Paper Short Abstract:
With a focus on the Dias Cross in Kwaai Hoek, local monuments on South Africa's Sunshine Coast emphasise heroic narratives that valorise settler colonial accounts of ocean heritage, but are in dissonant relationship with emergent re-interpretations of both tangiable and intangiable memorialisation.
Paper Abstract:
Local monuments in small towns on South Africa's Sunshine Coast in the Eastren Cape Province emphasise heroic narratives that valorise settler colonial accounts of ocean heritage. This paper explores the dissonance between tangiable monuments and material heritage with social memory of commemorative events associated with the Dias Cross at present day Kwaai Hoek, in between the holiday towns of Boknes & Bushmans River and the township of Klipfontein. Erected by Portuguese navigator Bartholomew Dias in 1488 at the final point of the voyage attempting to find a sea route to the lucrative trade markets of South and East Asia, the Padrao was reconstructed in 1938 when fragements of the original were found, and branded as the oldest memorial site in South Africa. Focusing on individual accounts of transformation of relationship with local ocean heritage memorial practices in communities classified as 'coloured' duirng apartheid, and now experiencing the revival of indigenous Khoe Khoen identities, the ongoing reinvention and reimagining of ocean heritage commemoration practices, both tangiable and intangiable, in material form and in memory, is shown to be inherently unstable and adaptable. Ongoing structures of informal segregation and limited opportunities to participate in local resident associations demonstrate the challenges inherent in transforming settler-colonial heritage.
Paper Short Abstract:
Coastal communities are facing multiple risks such as submersion and erosion. Here, we discuss how relocation in emergency shapes senses of place and vulnerabilities of a fisher community in Senegal, and how this community constructs or undergoes coastal management in the face of risks.
Paper Abstract:
In a context of climate change and high demographic pressure along the coasts, coastal management has to face increasing coastal risks, and deal with the relocation in emergency of thousands of people in Africa. Through this process, hard-infrastructures such as dykes are promoted in the short-term when funding is available, but the relocation is perceived as unavoidable and necessary to protect people from coastal risks.
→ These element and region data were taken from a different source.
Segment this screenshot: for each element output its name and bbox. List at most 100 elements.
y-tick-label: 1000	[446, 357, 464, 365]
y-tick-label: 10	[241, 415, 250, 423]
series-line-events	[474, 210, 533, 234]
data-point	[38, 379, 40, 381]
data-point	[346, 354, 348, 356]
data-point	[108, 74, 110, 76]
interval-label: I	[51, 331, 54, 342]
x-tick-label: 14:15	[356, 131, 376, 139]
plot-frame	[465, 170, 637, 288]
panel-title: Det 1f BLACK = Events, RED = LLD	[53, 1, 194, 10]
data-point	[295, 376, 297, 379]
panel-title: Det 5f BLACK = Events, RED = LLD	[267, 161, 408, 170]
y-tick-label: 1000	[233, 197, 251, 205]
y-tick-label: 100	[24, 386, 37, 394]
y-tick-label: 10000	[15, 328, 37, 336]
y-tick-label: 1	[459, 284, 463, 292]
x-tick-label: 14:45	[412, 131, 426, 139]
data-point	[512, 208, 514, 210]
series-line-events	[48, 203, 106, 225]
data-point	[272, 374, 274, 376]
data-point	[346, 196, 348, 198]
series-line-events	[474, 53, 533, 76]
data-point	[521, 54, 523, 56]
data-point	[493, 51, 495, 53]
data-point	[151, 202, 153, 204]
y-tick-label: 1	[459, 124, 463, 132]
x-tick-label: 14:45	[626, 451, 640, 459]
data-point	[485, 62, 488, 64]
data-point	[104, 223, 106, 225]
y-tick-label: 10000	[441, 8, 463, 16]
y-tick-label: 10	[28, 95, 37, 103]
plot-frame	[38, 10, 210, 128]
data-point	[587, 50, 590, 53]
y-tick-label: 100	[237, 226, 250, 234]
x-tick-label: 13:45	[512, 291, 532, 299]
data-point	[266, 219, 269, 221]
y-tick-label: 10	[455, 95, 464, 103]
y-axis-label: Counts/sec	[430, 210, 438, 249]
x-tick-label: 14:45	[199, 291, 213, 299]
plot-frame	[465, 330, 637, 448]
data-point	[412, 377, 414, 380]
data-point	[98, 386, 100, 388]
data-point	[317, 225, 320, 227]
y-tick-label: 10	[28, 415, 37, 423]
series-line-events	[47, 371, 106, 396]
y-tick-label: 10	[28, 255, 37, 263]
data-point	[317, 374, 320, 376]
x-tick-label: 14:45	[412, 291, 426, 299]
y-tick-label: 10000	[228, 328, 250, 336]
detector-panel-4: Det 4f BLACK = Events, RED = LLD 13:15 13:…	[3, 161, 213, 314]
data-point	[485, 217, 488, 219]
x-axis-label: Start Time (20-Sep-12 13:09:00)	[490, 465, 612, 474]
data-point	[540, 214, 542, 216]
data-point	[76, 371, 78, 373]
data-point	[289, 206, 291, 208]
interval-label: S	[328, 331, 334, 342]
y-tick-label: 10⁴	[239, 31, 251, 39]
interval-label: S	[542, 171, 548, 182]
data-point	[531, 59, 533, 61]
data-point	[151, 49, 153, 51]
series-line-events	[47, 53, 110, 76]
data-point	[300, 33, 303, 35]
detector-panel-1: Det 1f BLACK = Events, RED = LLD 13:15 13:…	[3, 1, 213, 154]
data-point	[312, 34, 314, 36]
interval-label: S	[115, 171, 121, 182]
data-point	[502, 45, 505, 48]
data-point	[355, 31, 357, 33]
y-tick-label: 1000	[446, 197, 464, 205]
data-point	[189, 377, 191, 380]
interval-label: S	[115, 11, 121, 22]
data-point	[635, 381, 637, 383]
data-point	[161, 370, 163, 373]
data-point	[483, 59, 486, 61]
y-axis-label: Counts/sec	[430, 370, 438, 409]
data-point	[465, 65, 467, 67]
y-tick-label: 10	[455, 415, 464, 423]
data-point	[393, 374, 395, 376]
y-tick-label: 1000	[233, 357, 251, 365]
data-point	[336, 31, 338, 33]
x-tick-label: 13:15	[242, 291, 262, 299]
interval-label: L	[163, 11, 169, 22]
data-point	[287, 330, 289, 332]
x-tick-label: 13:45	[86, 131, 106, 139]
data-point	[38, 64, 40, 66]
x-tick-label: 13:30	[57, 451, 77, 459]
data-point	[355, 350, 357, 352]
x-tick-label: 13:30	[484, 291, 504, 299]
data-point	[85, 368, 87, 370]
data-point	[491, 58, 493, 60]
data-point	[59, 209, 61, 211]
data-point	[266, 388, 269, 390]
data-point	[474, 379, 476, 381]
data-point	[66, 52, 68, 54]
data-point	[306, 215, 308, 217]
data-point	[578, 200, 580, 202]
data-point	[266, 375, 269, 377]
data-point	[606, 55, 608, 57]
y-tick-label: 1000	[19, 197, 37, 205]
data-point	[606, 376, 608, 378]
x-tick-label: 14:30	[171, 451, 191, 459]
However, communities’ dependence and attachment to place is rarely considered – just as the renewed vulnerabilities created by relocation. In this talk, we present the results of a survey conducted among 160 members of a coastal community in Senegal – strongly culturally and economically attached to the sea. While 80 of them have lost their homes during a submersion in 2018 and have been relocated 8km far from the coast, another 80 still live behind a dyke inaugurated in 2023, but should be relocated by 2025. In this context, we study how vulnerabilities and senses of places have evolved for both communities, as well as their involvement in coastal management policies. We highlight how relocation in emergency reinforced the feeling of attachment to the coast, created renewed vulnerabilities, but also led to a reinvention of place that is still ongoing. We open a discussion on the role of social researchers and on the mobilization of transdisciplinary approaches – especially using participatory theater – to reveal such dynamics and support more inclusive approaches of coastal risks management.
Paper Short Abstract:
This paper examines the extension of public knowledge and representation of shipwreck maritime heritage on the Sunshine Coast, in South Africa’s Eastern Cape Province, through a case study on ‘The Volo’, a Norwegian barge wrecked near present day Kenton-on-Sea and Bushman's River Mouth.
Paper Abstract:
Maritime heritage and its representation in South Africa has been shaped by a settler colonial community heritage consciousness emphasising a heroic moral discourse legitimising local presence by settler communities. While much has been done to decolonise the representation of South African maritime heritage, at the local level small scale memorialisation continues to valorise maritime narratives that highlight the heroic aspects of historical settler colonial society, effectively concealing more fulsome of historical maritime events. Shipwrecks can function as potent tangible and intangible symbols of historical events, articulating a variety of perspectives on what constitutes social memory and history. This paper examines the extension of public knowledge and representation of shipwreck maritime heritage on the Sunshine Coast in South Africa’s Eastern Cape Province through a case study on ‘The Volo’, a Norwegian barge wrecked near present day Kenton-on-Sea and Bushman's River Mouth. This case study demonstrates how shipwreck narratives presented at the local public level articulate a settler colonial community heritage consciousness that erases wider accounts of such stories. The reinterpretation and decentring of settler colonial maritime heritage stories allows for a more diverse and inclusive narrative that has the potential to promote social cohesion and social justice within restorative history work and local education.